The broader shift in how B2B purchasing decisions are being made — with buyers using agents to conduct initial vendor comparisons before any sales interaction — connects to larger changes in how B2B transactions and commercial relationships are evolving. Pricing transparency is becoming a structural prerequisite for being included in a shortlist at all.

On llms.txt Files

Siteline also raises the potential value of llms.txt files as a mechanism for guiding agent behaviour. However, Search Engine Journal has noted that Google's own guidance on llms.txt remains inconsistent, and independent data on its effectiveness is limited. It is worth monitoring developments in this area, but llms.txt should not be treated as a substitute for server-side rendering of core commercial content. For a deeper technical reference on how AI agents interact with web content, the W3C Web Architecture documentation provides useful foundational context.

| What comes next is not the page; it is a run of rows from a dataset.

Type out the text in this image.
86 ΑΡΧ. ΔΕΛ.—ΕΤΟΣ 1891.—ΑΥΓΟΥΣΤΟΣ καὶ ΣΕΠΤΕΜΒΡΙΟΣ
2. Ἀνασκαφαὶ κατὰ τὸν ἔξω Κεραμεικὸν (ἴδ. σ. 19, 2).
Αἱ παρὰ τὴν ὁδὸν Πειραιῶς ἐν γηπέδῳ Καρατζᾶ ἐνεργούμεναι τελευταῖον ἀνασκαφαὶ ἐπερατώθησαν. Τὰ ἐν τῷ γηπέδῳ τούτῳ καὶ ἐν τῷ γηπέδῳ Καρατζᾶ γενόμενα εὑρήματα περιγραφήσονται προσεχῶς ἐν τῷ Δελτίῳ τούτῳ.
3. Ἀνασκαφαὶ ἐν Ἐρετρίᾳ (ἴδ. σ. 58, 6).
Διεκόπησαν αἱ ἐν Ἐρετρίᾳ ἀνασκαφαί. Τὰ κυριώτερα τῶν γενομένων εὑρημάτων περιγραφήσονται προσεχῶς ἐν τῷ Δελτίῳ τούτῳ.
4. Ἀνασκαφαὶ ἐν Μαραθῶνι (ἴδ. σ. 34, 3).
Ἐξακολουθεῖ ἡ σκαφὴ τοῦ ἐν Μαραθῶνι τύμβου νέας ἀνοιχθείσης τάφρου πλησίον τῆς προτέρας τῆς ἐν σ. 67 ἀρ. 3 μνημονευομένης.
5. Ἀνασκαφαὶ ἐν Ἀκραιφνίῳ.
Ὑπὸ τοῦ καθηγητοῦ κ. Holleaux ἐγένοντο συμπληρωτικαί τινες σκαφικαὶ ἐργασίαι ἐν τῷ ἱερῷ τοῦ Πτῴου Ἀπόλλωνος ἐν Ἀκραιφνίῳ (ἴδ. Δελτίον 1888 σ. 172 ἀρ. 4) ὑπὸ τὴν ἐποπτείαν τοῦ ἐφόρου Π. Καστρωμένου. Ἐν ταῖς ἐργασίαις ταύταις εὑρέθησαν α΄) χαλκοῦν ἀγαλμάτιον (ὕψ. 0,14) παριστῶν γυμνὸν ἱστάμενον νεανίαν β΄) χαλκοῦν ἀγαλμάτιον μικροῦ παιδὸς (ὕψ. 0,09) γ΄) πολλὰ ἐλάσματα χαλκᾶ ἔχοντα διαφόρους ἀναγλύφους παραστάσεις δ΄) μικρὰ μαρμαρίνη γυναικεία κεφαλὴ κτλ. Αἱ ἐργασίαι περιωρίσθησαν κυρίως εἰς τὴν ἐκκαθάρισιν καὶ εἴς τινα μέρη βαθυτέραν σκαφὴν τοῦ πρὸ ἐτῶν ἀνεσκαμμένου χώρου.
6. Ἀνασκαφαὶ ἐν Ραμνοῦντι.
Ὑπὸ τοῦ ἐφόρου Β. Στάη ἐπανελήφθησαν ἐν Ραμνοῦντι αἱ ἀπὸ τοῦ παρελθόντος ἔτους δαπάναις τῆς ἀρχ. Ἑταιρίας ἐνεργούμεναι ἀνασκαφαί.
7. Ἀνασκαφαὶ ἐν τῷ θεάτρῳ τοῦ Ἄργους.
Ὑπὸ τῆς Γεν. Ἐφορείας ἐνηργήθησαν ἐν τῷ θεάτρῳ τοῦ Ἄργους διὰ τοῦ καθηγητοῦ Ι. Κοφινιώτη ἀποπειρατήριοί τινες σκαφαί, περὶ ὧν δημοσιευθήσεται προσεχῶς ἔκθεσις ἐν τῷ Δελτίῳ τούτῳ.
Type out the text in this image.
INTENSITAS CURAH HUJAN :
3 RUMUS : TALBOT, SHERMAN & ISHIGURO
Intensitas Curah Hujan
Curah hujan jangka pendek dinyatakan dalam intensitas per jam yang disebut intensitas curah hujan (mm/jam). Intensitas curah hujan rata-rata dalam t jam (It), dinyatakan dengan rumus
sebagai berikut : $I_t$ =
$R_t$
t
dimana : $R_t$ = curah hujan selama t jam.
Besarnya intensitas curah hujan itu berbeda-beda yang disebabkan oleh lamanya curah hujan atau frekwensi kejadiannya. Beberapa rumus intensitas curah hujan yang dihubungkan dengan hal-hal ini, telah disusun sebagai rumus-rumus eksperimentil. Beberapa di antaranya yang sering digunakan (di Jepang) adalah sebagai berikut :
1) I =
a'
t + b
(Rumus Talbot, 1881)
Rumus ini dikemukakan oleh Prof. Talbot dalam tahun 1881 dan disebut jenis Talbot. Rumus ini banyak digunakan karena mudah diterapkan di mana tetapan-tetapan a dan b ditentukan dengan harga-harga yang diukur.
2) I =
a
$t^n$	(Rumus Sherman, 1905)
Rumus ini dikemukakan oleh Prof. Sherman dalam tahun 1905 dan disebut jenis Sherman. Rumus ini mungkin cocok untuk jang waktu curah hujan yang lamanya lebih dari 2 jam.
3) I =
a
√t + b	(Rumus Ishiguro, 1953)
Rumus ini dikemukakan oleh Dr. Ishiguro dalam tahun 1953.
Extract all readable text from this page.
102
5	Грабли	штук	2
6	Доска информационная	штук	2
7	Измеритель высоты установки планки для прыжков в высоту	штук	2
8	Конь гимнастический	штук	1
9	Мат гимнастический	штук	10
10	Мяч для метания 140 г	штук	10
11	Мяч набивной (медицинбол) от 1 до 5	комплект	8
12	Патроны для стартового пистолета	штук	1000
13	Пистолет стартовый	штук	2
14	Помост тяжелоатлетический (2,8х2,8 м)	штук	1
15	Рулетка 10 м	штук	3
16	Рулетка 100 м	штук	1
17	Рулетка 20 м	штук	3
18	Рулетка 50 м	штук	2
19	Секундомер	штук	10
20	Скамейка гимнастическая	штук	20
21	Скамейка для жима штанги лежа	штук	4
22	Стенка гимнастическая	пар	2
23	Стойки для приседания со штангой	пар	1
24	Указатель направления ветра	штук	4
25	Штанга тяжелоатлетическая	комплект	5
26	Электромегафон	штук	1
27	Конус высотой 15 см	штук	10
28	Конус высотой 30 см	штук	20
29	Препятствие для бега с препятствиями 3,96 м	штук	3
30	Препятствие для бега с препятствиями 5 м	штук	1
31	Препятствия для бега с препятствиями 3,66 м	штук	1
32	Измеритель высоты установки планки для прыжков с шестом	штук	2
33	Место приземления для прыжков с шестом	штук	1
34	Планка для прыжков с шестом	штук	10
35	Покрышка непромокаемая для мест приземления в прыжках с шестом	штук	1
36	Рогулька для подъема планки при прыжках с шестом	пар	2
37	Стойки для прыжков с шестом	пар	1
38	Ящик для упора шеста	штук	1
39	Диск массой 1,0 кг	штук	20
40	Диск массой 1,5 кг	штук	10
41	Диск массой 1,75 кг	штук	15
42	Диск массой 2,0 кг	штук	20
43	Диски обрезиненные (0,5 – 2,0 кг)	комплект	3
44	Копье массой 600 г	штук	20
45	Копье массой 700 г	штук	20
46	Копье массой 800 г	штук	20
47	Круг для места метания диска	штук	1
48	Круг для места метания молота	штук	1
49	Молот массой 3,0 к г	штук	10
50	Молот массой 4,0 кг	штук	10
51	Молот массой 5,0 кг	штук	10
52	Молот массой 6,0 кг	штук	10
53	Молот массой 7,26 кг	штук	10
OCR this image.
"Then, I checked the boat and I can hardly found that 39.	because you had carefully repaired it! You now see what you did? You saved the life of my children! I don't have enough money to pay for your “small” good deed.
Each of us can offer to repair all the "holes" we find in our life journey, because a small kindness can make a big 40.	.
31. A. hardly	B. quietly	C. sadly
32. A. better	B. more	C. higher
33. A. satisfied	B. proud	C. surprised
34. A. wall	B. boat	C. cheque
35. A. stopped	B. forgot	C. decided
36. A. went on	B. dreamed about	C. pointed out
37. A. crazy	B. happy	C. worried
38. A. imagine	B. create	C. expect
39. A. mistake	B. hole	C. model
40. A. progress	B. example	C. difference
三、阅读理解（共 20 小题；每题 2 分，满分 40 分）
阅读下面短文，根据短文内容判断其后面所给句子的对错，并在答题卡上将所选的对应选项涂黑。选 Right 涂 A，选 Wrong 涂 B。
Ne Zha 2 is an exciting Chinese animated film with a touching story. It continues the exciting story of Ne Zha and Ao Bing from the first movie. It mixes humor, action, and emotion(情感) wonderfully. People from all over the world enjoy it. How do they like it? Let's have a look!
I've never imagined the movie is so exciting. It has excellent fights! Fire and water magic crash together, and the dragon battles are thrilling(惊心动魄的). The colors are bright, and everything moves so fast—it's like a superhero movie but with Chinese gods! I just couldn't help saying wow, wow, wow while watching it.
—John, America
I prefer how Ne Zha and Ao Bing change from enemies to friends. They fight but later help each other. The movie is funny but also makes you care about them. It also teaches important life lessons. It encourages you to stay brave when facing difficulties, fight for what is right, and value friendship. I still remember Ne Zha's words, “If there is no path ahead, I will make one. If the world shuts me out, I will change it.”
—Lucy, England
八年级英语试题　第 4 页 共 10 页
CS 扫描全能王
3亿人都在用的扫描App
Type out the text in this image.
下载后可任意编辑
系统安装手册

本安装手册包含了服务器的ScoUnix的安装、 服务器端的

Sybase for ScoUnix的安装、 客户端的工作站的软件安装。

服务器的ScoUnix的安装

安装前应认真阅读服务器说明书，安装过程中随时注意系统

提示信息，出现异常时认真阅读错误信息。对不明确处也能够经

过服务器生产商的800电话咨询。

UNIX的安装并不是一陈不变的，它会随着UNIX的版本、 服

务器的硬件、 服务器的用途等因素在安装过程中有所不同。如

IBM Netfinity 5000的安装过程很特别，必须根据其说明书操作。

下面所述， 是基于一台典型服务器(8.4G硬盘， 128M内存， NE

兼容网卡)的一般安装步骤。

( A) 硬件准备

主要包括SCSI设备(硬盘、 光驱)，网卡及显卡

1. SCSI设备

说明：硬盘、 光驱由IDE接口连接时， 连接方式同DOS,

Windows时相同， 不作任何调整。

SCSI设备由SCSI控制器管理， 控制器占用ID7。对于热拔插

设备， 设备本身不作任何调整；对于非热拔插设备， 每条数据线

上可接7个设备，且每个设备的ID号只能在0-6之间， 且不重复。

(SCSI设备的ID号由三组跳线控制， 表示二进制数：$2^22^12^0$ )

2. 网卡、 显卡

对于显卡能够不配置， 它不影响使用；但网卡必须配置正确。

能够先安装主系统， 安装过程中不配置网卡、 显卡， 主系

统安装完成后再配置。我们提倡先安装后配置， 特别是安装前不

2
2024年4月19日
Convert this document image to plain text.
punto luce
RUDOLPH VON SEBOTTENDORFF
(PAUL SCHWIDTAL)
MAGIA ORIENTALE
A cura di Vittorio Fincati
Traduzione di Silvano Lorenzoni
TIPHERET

A Note on the Study's Limitations

It is worth noting that Siteline sells agent analytics and an AI agent readiness tool, giving the company a commercial interest in findings that highlight widespread unpreparedness. The benchmark also tested one model on one task, meaning results may not reflect how every agent handles every product across the entire market. The directional findings are nonetheless consistent with patterns reported independently by other sources, including Search Engine Journal and Vercel's crawler data.


As the line between research and purchase continues to blur in B2B sales cycles, the companies that make their pricing legible to machines will have a structural advantage. Buyers who deploy agents to compare plans before ever speaking to sales are no longer a future scenario — they are already here.

How to Act on This Information

  • Audit your pricing page for JavaScript-rendered content and confirm it returns readable HTML to a basic web crawler before your next product launch or pricing update.
  • If your company uses a contact-sales model, consider publishing at least starting price ranges or plan tiers to prevent agents from recommending competitors with public rates.
  • Use this research as a briefing document when making the business case to engineering and marketing leadership for server-side rendering of key commercial pages.